When you're hungry enough, even old peanut butter will do.

About 16 months ago a Yahoo executive fired a loud internal warning shot, arguing that the Internet pioneer had lost its business focus and identity.

Senior VP Brad Garlinghouse's memo was dubbed "The Peanut Butter Manifesto" because of his analogy that the company was spreading "a thin layer of investment across everything we do and thus we focus on nothing in particular."

Since then Yahoo has only continued its slide toward irrelevance in the Google era. Earlier this week Yahoo announced disappointing earnings (again) and pending layoffs.

Today, in a bid to satisfy its ravenous desire to compete with Google in online search and advertising, software giant Microsoft announced a $44.6 billion bid to devour Yahoo, a 62 percent premium over YHOO's market cap as of yesterday's close.

The offer wasn't out of the blue. Microsoft has long been rumored to be interested in acquiring Yahoo, which reportedly rejected a buyout last spring. Still, news of the offer certainly has livened up a dead mid-winter market.

At least for Yahoo shareholders, whose stock has skyrocketed as high as 56 percent today to $29.83 per share before settling back to $27.96 in the early afternoon. Microsoft stockholders, meanwhile, are having some trouble digesting the proposal, with MSFT shares down 6.4 percent to $30.50.

So will the meal be consumed? Forrester Research analyst Charlene Li, writing in her blog, is skeptical, citing (among other things) "the messy reality of mergers" and Yahoo's longstanding disdain of Microsoft.

There's no doubt that mergers are complicated affairs and often end in disappoint or disaster. But that doesn't stop them from happening all the time.

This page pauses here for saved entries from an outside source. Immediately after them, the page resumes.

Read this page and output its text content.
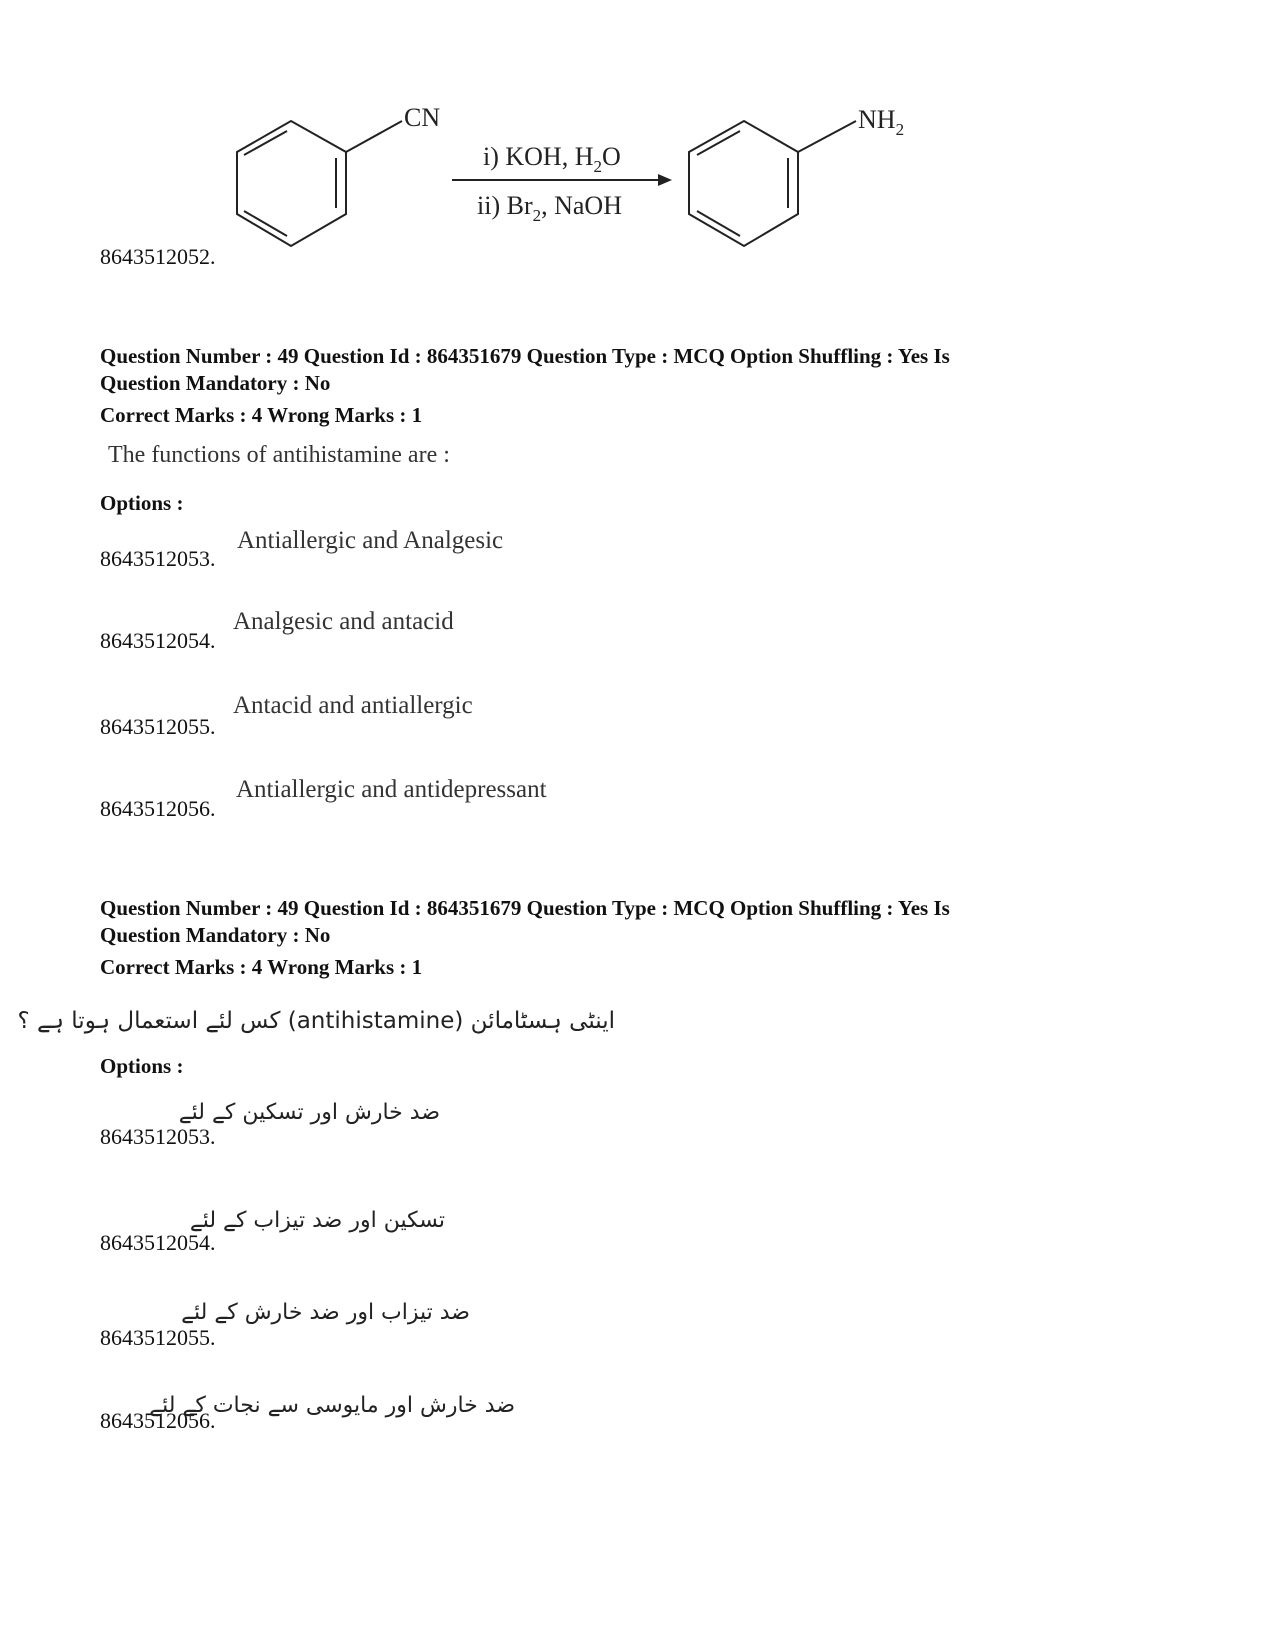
CN
i) KOH, $H_2O$
ii) $Br_2$, NaOH
$NH_2$
8643512052.
Question Number : 49 Question Id : 864351679 Question Type : MCQ Option Shuffling : Yes Is
Question Mandatory : No
Correct Marks : 4 Wrong Marks : 1
The functions of antihistamine are :
Options :
8643512053.
Antiallergic and Analgesic
8643512054.
Analgesic and antacid
8643512055.
Antacid and antiallergic
8643512056.
Antiallergic and antidepressant
Question Number : 49 Question Id : 864351679 Question Type : MCQ Option Shuffling : Yes Is
Question Mandatory : No
Correct Marks : 4 Wrong Marks : 1
اینٹی ہسٹامائن (antihistamine) کس لئے استعمال ہوتا ہے ؟
Options :
8643512053.
ضد خارش اور تسکین کے لئے
8643512054.
تسکین اور ضد تیزاب کے لئے
8643512055.
ضد تیزاب اور ضد خارش کے لئے
8643512056.
ضد خارش اور مایوسی سے نجات کے لئے
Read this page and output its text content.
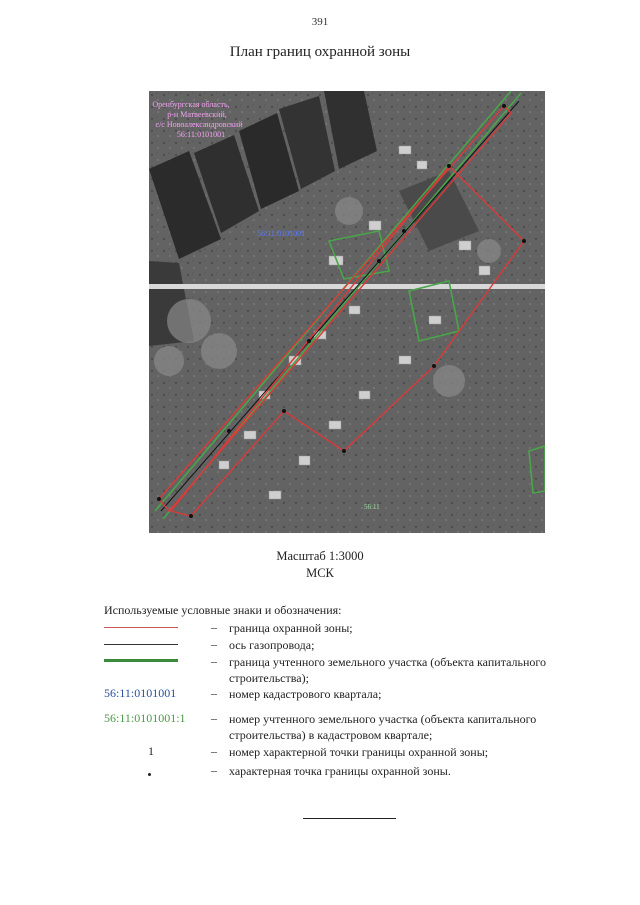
391
План границ охранной зоны
Оренбургская область,
р-н Матвеевский,
с/с Новоалександровский
56:11:0101001
56:11:0101001
56:11
Масштаб 1:3000
МСК
Используемые условные знаки и обозначения:
– граница охранной зоны;
– ось газопровода;
– граница учтенного земельного участка (объекта капитального строительства);
56:11:0101001	– номер кадастрового квартала;
56:11:0101001:1	– номер учтенного земельного участка (объекта капитального строительства) в кадастровом квартале;
1	– номер характерной точки границы охранной зоны;
– характерная точка границы охранной зоны.
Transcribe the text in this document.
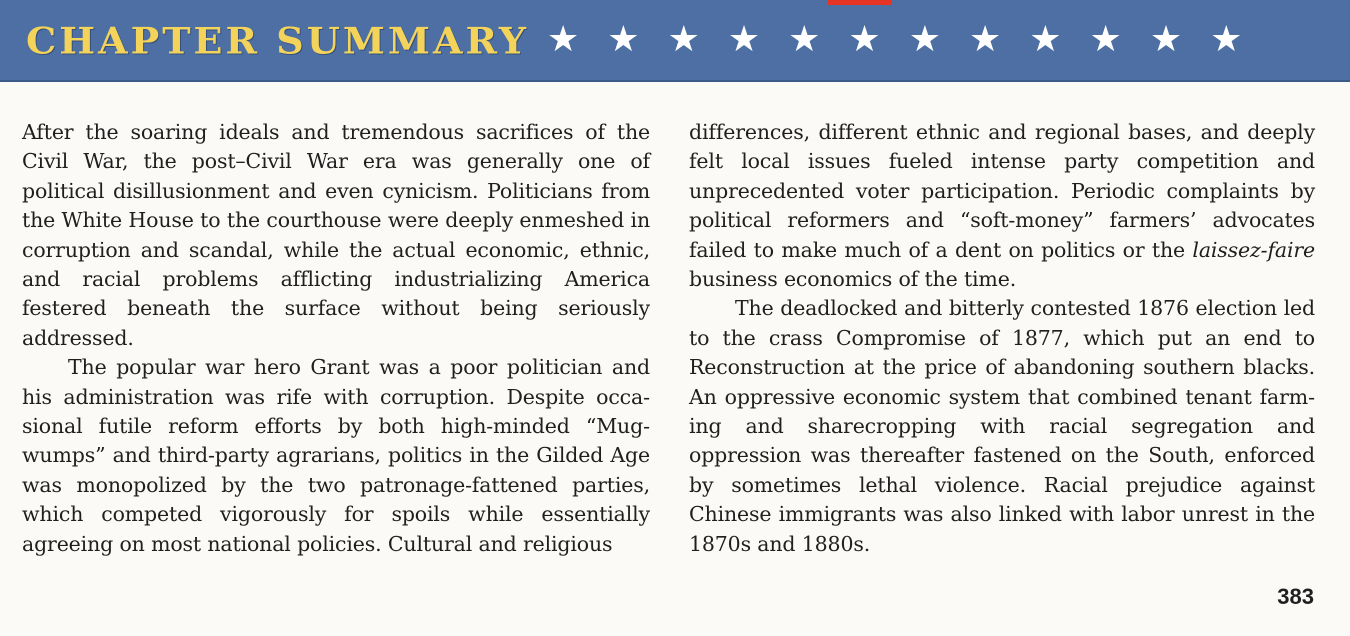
CHAPTER SUMMARY ★ ★ ★ ★ ★ ★ ★ ★ ★ ★ ★ ★

After the soaring ideals and tremendous sacrifices of the Civil War, the post–Civil War era was generally one of political disillusionment and even cynicism. Politicians from the White House to the courthouse were deeply enmeshed in corruption and scandal, while the actual economic, ethnic, and racial problems afflicting industrializing America festered beneath the surface without being seriously addressed.

The popular war hero Grant was a poor politician and his administration was rife with corruption. Despite occasional futile reform efforts by both high-minded “Mugwumps” and third-party agrarians, politics in the Gilded Age was monopolized by the two patronage-fattened parties, which competed vigorously for spoils while essentially agreeing on most national policies. Cultural and religious

differences, different ethnic and regional bases, and deeply felt local issues fueled intense party competition and unprecedented voter participation. Periodic complaints by political reformers and “soft-money” farmers’ advocates failed to make much of a dent on politics or the laissez-faire business economics of the time.

The deadlocked and bitterly contested 1876 election led to the crass Compromise of 1877, which put an end to Reconstruction at the price of abandoning southern blacks. An oppressive economic system that combined tenant farming and sharecropping with racial segregation and oppression was thereafter fastened on the South, enforced by sometimes lethal violence. Racial prejudice against Chinese immigrants was also linked with labor unrest in the 1870s and 1880s.

383
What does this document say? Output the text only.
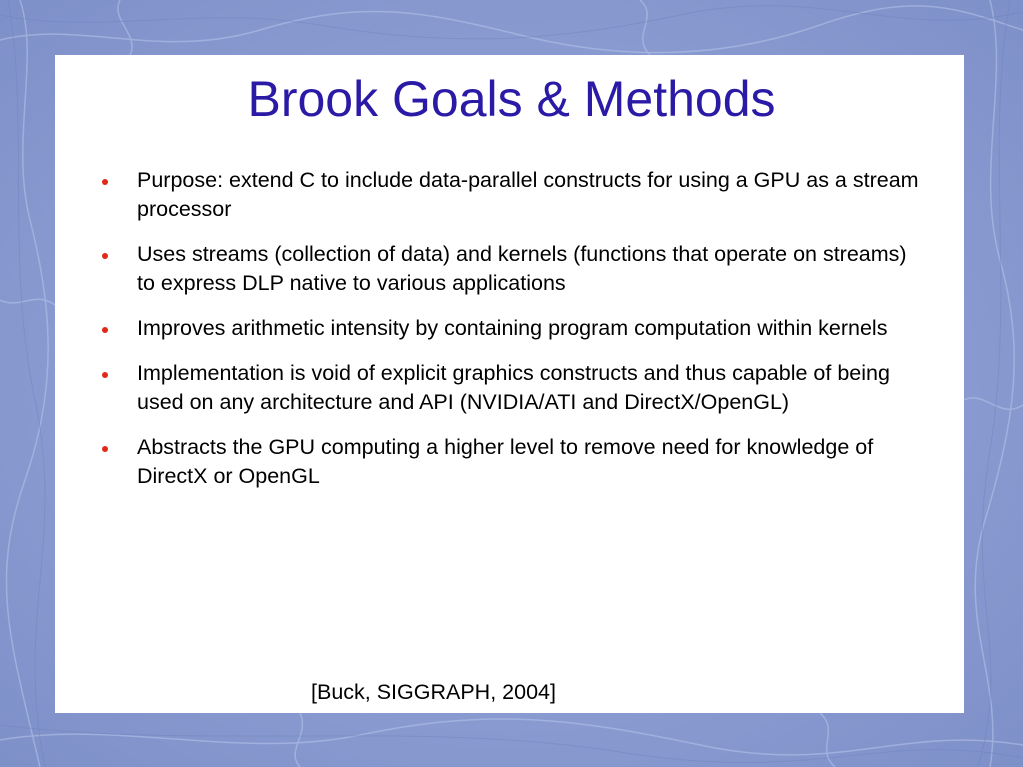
Brook Goals & Methods
Purpose: extend C to include data-parallel constructs for using a GPU as a stream processor
Uses streams (collection of data) and kernels (functions that operate on streams) to express DLP native to various applications
Improves arithmetic intensity by containing program computation within kernels
Implementation is void of explicit graphics constructs and thus capable of being used on any architecture and API (NVIDIA/ATI and DirectX/OpenGL)
Abstracts the GPU computing a higher level to remove need for knowledge of DirectX or OpenGL
[Buck, SIGGRAPH, 2004]
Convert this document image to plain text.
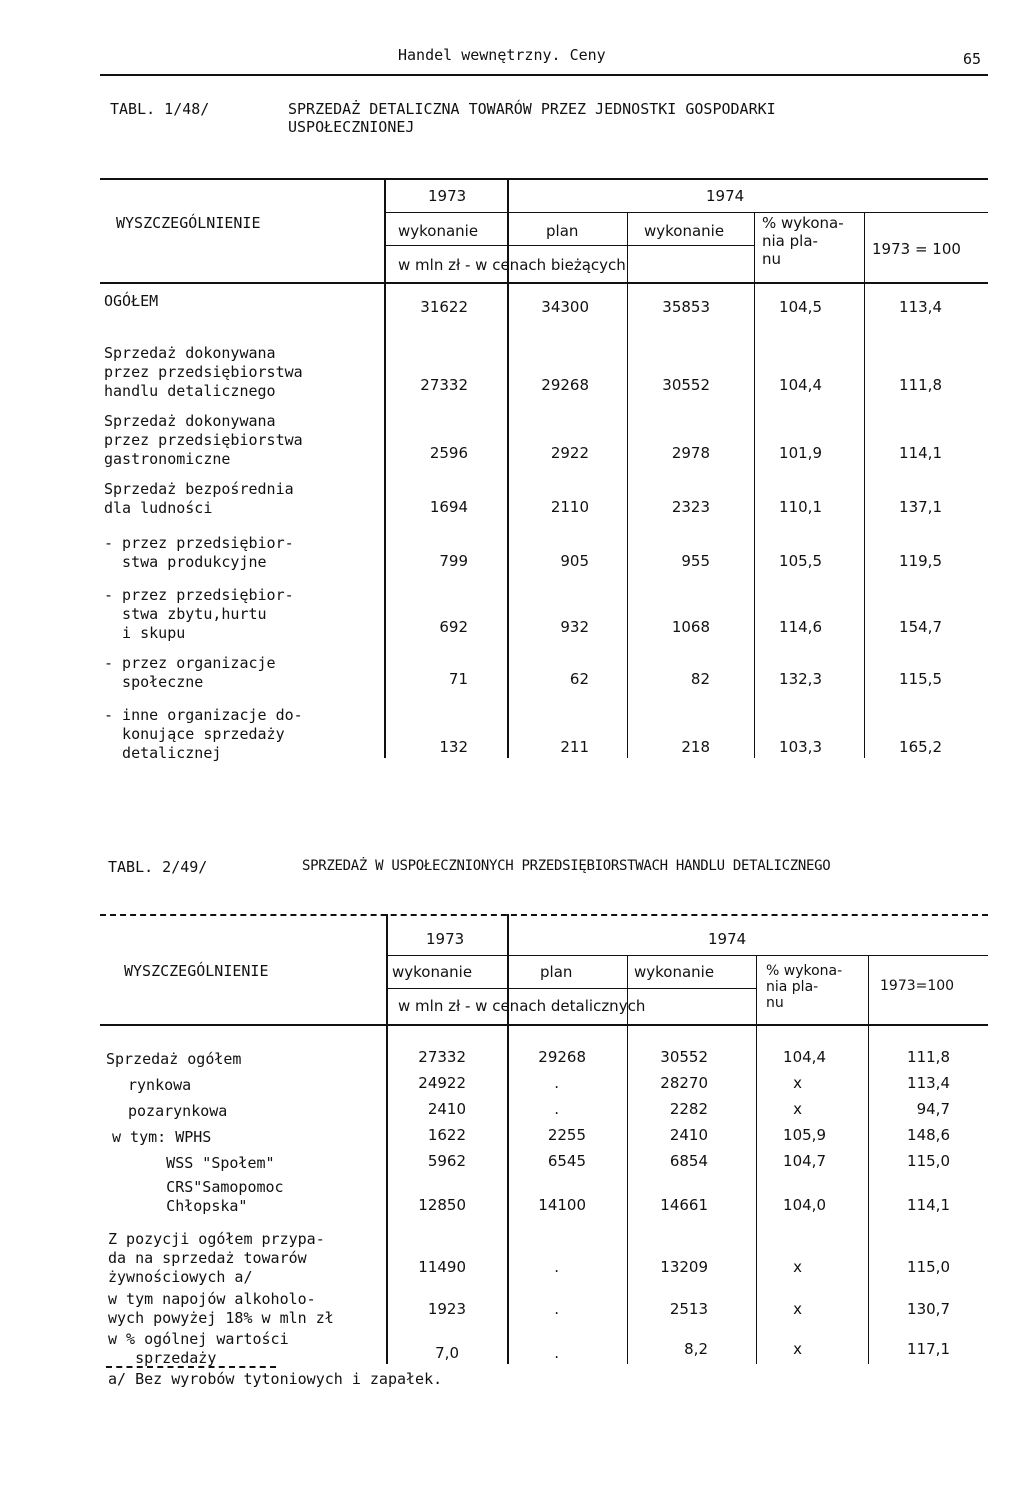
Handel wewnętrzny. Ceny	65
TABL. 1/48/	SPRZEDAŻ DETALICZNA TOWARÓW PRZEZ JEDNOSTKI GOSPODARKI
USPOŁECZNIONEJ
WYSZCZEGÓLNIENIE
1973	1974
wykonanie	plan	wykonanie	% wykona-
nia pla-
nu
1973 = 100
w mln zł - w cenach bieżących
OGÓŁEM	31622	34300	35853	104,5	113,4
Sprzedaż dokonywana
przez przedsiębiorstwa
handlu detalicznego	27332	29268	30552	104,4	111,8
Sprzedaż dokonywana
przez przedsiębiorstwa
gastronomiczne	2596	2922	2978	101,9	114,1
Sprzedaż bezpośrednia
dla ludności	1694	2110	2323	110,1	137,1
- przez przedsiębior-
stwa produkcyjne	799	905	955	105,5	119,5
- przez przedsiębior-
stwa zbytu,hurtu
i skupu	692	932	1068	114,6	154,7
- przez organizacje
społeczne	71	62	82	132,3	115,5
- inne organizacje do-
konujące sprzedaży
detalicznej	132	211	218	103,3	165,2
TABL. 2/49/	SPRZEDAŻ W USPOŁECZNIONYCH PRZEDSIĘBIORSTWACH HANDLU DETALICZNEGO
WYSZCZEGÓLNIENIE
1973	1974
wykonanie	plan	wykonanie	% wykona-
nia pla-
nu
1973=100
w mln zł - w cenach detalicznych
Sprzedaż ogółem	27332	29268	30552	104,4	111,8
rynkowa	24922	.	28270	x	113,4
pozarynkowa	2410	.	2282	x	94,7
w tym: WPHS	1622	2255	2410	105,9	148,6
WSS "Społem"	5962	6545	6854	104,7	115,0
CRS"Samopomoc
Chłopska"	12850	14100	14661	104,0	114,1
Z pozycji ogółem przypa-
da na sprzedaż towarów
żywnościowych a/
11490	.	13209	x	115,0
w tym napojów alkoholo-
wych powyżej 18% w mln zł	1923	.	2513	x	130,7
w % ogólnej wartości
sprzedaży	7,0	.	8,2	x	117,1
a/ Bez wyrobów tytoniowych i zapałek.
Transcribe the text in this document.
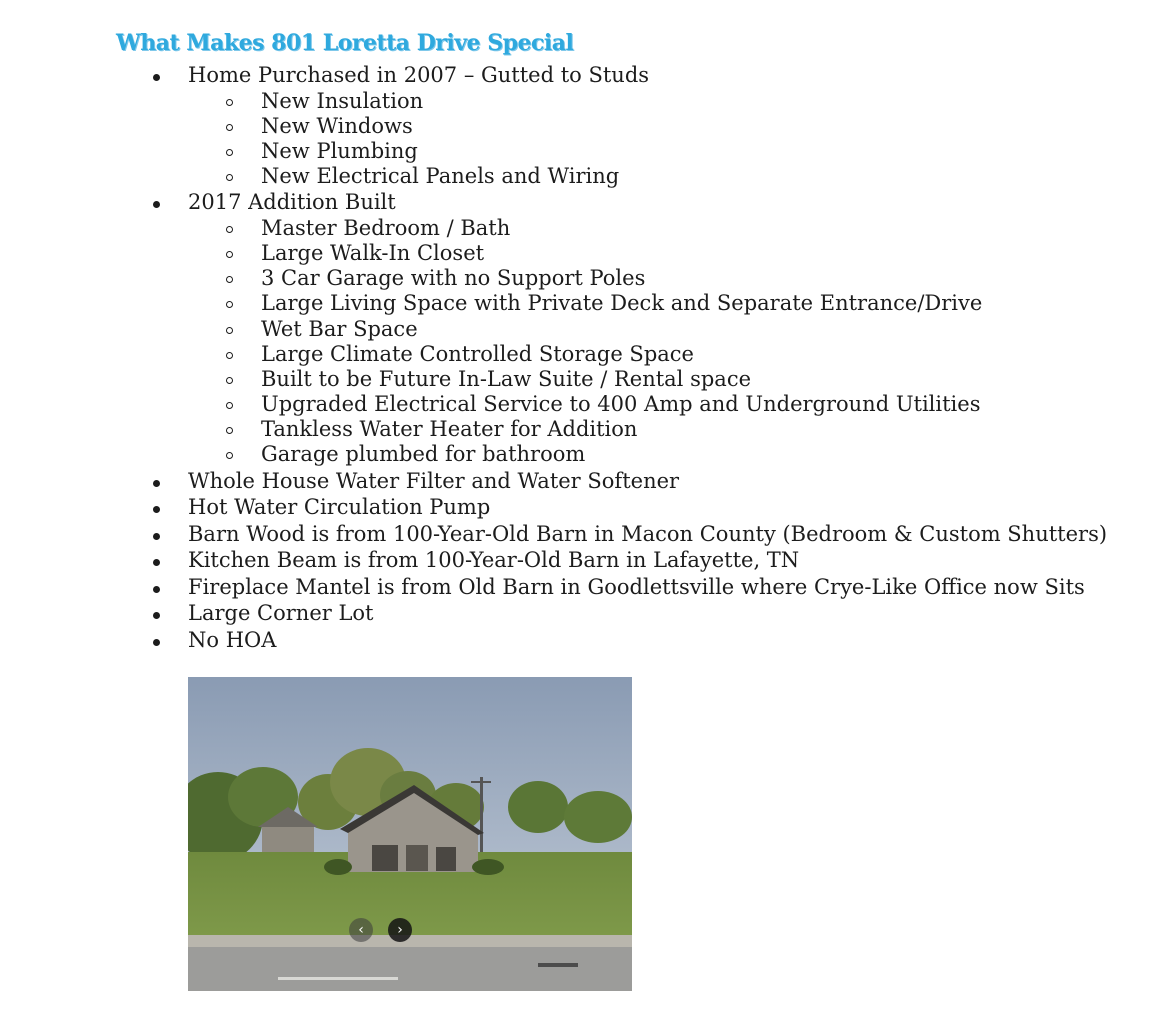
What Makes 801 Loretta Drive Special
Home Purchased in 2007 – Gutted to Studs
New Insulation
New Windows
New Plumbing
New Electrical Panels and Wiring
2017 Addition Built
Master Bedroom / Bath
Large Walk-In Closet
3 Car Garage with no Support Poles
Large Living Space with Private Deck and Separate Entrance/Drive
Wet Bar Space
Large Climate Controlled Storage Space
Built to be Future In-Law Suite / Rental space
Upgraded Electrical Service to 400 Amp and Underground Utilities
Tankless Water Heater for Addition
Garage plumbed for bathroom
Whole House Water Filter and Water Softener
Hot Water Circulation Pump
Barn Wood is from 100-Year-Old Barn in Macon County (Bedroom & Custom Shutters)
Kitchen Beam is from 100-Year-Old Barn in Lafayette, TN
Fireplace Mantel is from Old Barn in Goodlettsville where Crye-Like Office now Sits
Large Corner Lot
No HOA
‹	›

As far as the Yahoo-Microsoft culture clash...well, I think a 60 percent increase in shareholder value trumps that concern.

More than anything, I'd say the biggest impediment to a Microsoft-Yahoo merger would be an offer to Yahoo by Google, either outright purchase or a partnership. The search giant has been eating Microsoft's and Yahoo's lunch -- which is a lot more tasty than peanut butter -- and likely wants to keep it that way.